What Makes LLM Agent Simulations Useful for Policy Practice? An Iterative Design Study in Emergency Preparedness
Yuxuan Li, Sauvik Das, Hirokazu Shirado
TL;DR
The paper addresses how LLM agent simulations can be meaningfully integrated into policy practice under deep uncertainty, using a year-long, stakeholder-engaged design study in emergency preparedness.
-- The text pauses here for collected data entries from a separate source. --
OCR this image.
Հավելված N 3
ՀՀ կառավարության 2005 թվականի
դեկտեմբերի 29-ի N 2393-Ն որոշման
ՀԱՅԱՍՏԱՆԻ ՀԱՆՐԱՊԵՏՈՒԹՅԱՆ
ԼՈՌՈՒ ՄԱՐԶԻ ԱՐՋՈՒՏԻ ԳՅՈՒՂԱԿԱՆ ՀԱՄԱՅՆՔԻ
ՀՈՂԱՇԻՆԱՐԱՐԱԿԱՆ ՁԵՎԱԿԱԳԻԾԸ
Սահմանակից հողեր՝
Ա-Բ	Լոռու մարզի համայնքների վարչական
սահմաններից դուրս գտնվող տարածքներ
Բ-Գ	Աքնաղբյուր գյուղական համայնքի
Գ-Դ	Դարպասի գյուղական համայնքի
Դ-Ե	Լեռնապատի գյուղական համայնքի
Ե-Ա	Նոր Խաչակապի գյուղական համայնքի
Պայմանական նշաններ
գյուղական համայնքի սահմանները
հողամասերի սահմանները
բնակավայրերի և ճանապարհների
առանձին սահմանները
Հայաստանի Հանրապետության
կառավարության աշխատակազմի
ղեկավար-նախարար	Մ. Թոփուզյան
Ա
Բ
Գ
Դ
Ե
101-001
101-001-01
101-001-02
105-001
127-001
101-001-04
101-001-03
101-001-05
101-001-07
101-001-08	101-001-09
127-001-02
It adopts an iterative, co-design approach with a university team, culminating in a stadium-scale simulation of ~13,000 agents that informs training, evacuation procedures, and infrastructure planning rather than predicting exact outcomes. The authors identify five design mechanisms—validation, trust bootstrapping, surface-of- tacit knowledge via fix-it responses, attention to contextual details, and policy–AI co-evolution—that explain how usefulness emerges in real-world policy contexts. The work argues for moving beyond raw model fidelity toward institutional alignment, showcasing how simulations can serve as technology probes that support practical sensemaking, planning, and iterative policy refinement with stakeholders.
Abstract
Policymakers must often act under conditions of deep uncertainty, such as emergency response, where predicting the specific impacts of a policy apriori is implausible. Large Language Model (LLM) agent simulations have been proposed as tools to support policymakers under these conditions, yet little is known about how such simulations become useful for real-world policy practice. To address this gap, we conducted a year-long, stakeholder-engaged design process with a university emergency preparedness team. Through iterative design cycles, we developed and refined an LLM agent simulation of a large-scale campus gathering, ultimately scaling to 13,000 agents that modeled crowd movement and communication under various emergency scenarios. Rather than producing predictive forecasts, these simulations supported policy practice by shaping volunteer training, evacuation procedures, and infrastructure planning. Analyzing these findings, we identify three design process implications for making LLM agent simulations that are useful for policy practice: start from verifiable scenarios to bootstrap trust, use preliminary simulations to elicit tacit domain knowledge, and treat simulation capabilities and policy implementation as co-evolving.